这里几人,除了青枫以外,食量都不小。
青枫因为受的刺激太多,没什么胃口,吃几口就饱了。抬头一看其他人,就去厨房把大锅都端进了正厅,还给守在院子里的两位差役送去一份。
只是两刻钟的时候,宵夜连菜汤都没剩下。
青枫又把餐具和厨具都清洗干净,经过正厅看到大家都干坐着,也进去陪着。
正厅里谁也不说话,气氛沉闷而压抑。
就这样干坐了许久,青枫问道:“朗大人,沈大人,到底出了什么事?”
捕头曲正按捺不住心里的激动,他一个区区小山城捕头能跨省调到沧邑,这是靖安历任捕头从未有过的荣耀。之前沈大人天天让他们跑山,鞋子都磨破了好几双,突然就有加急官文到了靖安,沈大人二话不说带着他赶路。
他这辈子还没骑过那么快的马!日夜兼程地赶路,一个月的路程,只用了七天就到了。
可是一路上,沈大人绝口不提发生了什么事,他也没问。
现在经青枫一提,他那颗好奇的心提到嗓子眼,都快从鼻子里出来了。
朗清疏的脸比锅底还黑,不置一词,也不解释。
于是,大家只得把脸转向素来平易近人的沈岑。
沈岑清了清嗓子,说道:“六年前,我和清疏联合了四省捕头,破了一个纱幔尸茧案。粗略估计杀了四十余人,凶犯共有五人,四人当场毙命,一人身中六箭后逃逸入深山。
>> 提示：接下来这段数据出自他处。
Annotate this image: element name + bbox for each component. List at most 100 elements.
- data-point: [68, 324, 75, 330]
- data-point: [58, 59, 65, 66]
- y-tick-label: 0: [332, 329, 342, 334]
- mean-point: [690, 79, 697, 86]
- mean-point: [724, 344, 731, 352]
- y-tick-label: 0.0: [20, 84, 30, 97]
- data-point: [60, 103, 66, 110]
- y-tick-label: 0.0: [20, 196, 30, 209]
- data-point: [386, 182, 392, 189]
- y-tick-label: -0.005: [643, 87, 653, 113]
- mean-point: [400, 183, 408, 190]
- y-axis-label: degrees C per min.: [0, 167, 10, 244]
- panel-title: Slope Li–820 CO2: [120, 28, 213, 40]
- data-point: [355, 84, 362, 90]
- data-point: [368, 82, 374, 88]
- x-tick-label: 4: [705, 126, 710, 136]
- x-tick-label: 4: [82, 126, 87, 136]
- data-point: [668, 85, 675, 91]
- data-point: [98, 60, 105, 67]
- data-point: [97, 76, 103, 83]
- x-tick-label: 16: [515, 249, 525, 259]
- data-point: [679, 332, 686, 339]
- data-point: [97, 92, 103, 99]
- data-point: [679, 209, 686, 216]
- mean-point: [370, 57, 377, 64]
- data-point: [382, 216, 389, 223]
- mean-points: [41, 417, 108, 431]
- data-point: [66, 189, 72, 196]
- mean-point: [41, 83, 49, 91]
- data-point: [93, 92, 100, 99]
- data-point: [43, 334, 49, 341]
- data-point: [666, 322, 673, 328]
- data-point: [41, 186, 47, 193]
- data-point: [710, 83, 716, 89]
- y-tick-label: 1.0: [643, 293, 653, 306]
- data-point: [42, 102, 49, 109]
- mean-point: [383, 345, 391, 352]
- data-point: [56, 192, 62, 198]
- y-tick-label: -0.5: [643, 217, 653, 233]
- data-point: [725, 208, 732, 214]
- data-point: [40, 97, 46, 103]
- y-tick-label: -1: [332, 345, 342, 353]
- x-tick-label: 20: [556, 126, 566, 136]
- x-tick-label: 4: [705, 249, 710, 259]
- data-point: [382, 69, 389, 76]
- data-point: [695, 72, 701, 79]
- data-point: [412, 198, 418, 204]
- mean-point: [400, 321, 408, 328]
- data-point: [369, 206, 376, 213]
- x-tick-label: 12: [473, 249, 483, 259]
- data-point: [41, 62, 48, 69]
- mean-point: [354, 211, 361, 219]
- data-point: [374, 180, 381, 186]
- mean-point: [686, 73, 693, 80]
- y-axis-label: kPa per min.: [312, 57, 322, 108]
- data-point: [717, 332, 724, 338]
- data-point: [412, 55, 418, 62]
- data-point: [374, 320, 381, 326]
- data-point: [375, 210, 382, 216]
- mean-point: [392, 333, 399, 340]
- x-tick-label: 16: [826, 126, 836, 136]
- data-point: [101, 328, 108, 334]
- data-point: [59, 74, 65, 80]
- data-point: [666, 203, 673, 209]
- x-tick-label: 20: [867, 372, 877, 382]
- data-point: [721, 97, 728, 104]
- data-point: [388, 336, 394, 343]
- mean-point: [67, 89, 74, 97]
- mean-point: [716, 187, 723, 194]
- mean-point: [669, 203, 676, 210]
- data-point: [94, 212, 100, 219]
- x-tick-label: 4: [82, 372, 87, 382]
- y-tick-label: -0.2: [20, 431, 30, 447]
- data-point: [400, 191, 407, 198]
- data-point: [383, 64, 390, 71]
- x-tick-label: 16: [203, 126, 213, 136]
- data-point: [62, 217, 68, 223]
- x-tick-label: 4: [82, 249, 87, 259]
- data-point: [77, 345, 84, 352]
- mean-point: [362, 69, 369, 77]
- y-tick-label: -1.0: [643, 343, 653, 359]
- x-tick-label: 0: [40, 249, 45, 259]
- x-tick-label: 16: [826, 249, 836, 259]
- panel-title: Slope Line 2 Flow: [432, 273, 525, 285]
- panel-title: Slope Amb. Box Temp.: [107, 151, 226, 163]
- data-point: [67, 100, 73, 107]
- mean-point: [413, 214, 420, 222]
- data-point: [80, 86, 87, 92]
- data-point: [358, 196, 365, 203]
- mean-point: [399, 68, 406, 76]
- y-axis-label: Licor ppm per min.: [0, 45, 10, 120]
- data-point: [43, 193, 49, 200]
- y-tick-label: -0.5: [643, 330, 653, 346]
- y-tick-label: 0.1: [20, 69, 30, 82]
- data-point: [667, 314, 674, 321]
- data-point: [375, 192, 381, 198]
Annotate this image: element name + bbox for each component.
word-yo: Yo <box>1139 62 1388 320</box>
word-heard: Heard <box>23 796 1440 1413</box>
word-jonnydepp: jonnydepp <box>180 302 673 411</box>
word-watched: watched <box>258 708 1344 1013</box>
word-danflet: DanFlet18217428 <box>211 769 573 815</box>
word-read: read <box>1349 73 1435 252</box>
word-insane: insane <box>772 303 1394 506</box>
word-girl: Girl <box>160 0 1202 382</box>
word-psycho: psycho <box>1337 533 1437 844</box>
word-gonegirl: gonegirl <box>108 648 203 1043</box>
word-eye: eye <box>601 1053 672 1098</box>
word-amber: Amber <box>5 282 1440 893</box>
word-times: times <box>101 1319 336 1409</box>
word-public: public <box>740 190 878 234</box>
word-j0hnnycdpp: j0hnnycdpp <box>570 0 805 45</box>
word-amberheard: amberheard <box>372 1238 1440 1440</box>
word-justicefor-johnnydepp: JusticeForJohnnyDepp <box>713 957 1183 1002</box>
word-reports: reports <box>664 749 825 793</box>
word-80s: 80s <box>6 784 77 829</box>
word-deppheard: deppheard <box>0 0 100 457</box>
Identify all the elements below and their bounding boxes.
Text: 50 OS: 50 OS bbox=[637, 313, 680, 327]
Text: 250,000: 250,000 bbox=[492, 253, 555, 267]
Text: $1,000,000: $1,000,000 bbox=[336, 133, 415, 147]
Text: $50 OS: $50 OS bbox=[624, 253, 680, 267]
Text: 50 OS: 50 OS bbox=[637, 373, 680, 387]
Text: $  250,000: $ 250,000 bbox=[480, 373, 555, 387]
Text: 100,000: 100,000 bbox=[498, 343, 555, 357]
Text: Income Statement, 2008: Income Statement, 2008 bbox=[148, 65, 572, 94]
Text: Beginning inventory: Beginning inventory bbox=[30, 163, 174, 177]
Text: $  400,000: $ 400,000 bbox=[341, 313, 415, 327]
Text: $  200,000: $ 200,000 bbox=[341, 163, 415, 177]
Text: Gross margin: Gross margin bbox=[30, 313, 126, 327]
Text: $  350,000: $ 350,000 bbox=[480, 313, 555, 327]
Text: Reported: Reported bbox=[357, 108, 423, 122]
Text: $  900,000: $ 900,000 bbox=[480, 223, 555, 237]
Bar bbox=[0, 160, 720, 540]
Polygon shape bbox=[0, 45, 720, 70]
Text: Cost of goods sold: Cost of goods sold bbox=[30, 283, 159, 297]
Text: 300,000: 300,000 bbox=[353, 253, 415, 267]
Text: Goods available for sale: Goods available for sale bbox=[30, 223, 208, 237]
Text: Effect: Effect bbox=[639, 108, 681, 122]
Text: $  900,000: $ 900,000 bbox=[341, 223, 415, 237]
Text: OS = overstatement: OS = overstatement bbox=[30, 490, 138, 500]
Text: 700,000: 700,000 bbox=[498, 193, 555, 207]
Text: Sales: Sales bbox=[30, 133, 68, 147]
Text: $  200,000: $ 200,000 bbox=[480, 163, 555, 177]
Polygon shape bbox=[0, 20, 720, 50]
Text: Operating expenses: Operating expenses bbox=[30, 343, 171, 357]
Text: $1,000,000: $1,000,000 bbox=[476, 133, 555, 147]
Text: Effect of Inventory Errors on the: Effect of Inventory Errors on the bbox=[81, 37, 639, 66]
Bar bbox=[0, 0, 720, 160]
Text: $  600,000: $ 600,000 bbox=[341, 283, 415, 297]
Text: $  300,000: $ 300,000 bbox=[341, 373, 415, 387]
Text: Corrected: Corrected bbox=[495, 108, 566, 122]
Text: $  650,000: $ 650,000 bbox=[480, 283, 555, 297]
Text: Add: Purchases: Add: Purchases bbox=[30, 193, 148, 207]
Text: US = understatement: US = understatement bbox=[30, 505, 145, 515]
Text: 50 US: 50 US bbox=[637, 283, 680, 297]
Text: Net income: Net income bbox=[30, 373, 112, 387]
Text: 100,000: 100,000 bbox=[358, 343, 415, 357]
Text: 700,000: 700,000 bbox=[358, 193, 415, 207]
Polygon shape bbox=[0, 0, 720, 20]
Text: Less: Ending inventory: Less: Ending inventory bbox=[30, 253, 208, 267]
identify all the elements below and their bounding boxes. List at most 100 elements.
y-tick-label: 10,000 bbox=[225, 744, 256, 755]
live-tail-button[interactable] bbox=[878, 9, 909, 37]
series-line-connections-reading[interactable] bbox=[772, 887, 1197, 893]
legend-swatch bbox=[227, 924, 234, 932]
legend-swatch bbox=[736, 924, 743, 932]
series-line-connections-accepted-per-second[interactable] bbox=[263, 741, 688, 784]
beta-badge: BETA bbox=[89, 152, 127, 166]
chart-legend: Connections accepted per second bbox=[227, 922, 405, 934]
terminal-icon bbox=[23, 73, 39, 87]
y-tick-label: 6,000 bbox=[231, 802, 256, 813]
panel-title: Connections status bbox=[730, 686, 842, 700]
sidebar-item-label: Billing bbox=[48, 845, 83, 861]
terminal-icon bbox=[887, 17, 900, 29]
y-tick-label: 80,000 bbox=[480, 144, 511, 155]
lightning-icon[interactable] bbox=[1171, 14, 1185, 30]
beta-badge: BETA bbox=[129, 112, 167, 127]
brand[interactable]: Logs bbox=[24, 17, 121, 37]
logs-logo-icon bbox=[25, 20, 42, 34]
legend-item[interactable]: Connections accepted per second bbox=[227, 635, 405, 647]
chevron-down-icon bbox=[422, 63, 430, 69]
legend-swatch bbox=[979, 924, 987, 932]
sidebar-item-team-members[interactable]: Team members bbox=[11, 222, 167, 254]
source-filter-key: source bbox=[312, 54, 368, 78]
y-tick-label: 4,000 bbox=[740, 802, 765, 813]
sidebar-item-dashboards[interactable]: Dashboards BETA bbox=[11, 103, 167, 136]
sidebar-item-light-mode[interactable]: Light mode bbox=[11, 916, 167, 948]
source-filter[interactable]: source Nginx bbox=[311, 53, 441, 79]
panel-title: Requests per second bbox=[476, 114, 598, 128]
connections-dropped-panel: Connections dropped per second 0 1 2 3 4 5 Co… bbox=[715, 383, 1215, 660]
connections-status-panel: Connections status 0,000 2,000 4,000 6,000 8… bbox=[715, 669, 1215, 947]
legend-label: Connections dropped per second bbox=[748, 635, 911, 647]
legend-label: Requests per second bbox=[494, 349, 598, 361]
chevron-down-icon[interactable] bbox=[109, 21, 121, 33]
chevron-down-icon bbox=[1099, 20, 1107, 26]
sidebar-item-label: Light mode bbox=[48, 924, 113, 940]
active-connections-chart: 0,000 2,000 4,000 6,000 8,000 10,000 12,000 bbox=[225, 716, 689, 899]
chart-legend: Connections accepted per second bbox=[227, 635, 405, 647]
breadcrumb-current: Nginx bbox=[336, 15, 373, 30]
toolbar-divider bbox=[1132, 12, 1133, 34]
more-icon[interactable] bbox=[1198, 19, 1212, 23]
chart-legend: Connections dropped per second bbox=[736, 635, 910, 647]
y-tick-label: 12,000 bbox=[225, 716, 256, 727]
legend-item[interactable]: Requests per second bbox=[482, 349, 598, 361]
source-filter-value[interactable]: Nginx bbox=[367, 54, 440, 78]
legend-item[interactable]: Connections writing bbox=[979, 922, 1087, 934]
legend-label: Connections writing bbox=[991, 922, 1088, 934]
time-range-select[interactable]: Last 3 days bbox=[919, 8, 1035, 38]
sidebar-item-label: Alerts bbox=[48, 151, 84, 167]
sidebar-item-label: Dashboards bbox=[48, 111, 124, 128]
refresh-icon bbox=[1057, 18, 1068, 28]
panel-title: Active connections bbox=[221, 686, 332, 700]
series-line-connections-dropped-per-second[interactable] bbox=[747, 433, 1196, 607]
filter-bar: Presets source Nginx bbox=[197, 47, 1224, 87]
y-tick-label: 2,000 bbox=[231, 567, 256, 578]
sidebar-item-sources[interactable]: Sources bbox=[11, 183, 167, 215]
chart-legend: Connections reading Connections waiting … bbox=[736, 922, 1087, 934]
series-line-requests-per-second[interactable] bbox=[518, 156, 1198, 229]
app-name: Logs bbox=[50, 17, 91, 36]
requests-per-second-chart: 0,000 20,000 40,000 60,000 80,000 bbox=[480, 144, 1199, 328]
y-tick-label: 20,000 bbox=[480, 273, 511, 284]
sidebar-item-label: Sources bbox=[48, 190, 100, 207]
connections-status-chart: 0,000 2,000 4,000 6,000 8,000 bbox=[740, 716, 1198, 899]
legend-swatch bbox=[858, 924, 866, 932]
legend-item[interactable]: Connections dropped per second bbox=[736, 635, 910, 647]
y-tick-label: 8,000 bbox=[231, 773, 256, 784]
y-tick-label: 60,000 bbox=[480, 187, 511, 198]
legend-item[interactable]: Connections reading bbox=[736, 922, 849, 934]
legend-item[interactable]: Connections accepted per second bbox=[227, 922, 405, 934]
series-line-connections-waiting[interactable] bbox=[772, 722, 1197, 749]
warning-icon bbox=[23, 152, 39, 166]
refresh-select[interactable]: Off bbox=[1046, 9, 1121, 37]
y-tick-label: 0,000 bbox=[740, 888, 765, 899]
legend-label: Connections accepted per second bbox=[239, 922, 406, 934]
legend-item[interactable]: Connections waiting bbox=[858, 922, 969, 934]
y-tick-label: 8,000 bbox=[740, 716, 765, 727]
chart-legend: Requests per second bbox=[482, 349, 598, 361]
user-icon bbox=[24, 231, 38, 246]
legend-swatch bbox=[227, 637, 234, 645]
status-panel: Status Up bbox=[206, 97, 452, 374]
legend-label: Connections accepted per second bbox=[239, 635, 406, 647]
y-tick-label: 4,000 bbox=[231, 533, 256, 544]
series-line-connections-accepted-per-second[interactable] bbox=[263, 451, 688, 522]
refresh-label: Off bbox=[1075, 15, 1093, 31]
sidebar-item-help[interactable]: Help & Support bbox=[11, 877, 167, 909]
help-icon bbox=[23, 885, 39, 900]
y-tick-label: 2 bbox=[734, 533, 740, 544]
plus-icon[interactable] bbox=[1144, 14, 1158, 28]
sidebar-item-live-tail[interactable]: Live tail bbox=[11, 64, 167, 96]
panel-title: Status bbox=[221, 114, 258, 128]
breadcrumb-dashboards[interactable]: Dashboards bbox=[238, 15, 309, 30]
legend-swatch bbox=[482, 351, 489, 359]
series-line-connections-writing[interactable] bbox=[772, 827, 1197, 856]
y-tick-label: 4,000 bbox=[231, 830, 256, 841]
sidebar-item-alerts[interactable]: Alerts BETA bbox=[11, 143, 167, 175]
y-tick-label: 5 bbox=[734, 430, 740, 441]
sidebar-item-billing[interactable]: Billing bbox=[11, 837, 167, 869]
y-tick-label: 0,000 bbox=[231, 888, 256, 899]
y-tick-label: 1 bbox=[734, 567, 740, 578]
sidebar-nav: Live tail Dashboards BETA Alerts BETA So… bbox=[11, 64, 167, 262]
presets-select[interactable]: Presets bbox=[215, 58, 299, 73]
这五人心狠手辣且聪明狡猾,故而此案破得十分不易,为了抓捕凶嫌,四省共死了十二名捕头,成为大理寺记录在案的大案之一。沧邑城的少女失踪案,起初与此案本来没有任何联系。可是十日前,有人在沧邑城南的江边废屋中,发现了一具纱幔尸茧,报给了柳知府。柳知府命仵作验尸以后,发现作案手法与记录中的完全一致,立刻上报了巡抚。巡抚派人日夜急驰,向巴陵巡抚将我从靖安调了过来,协助查案。”
青枫、雷鸣和曲正的脸色,瞬时惨白。青枫第一次听到这样的案子。雷鸣和曲正听过这个案子,却没想到会有一天再次遇上。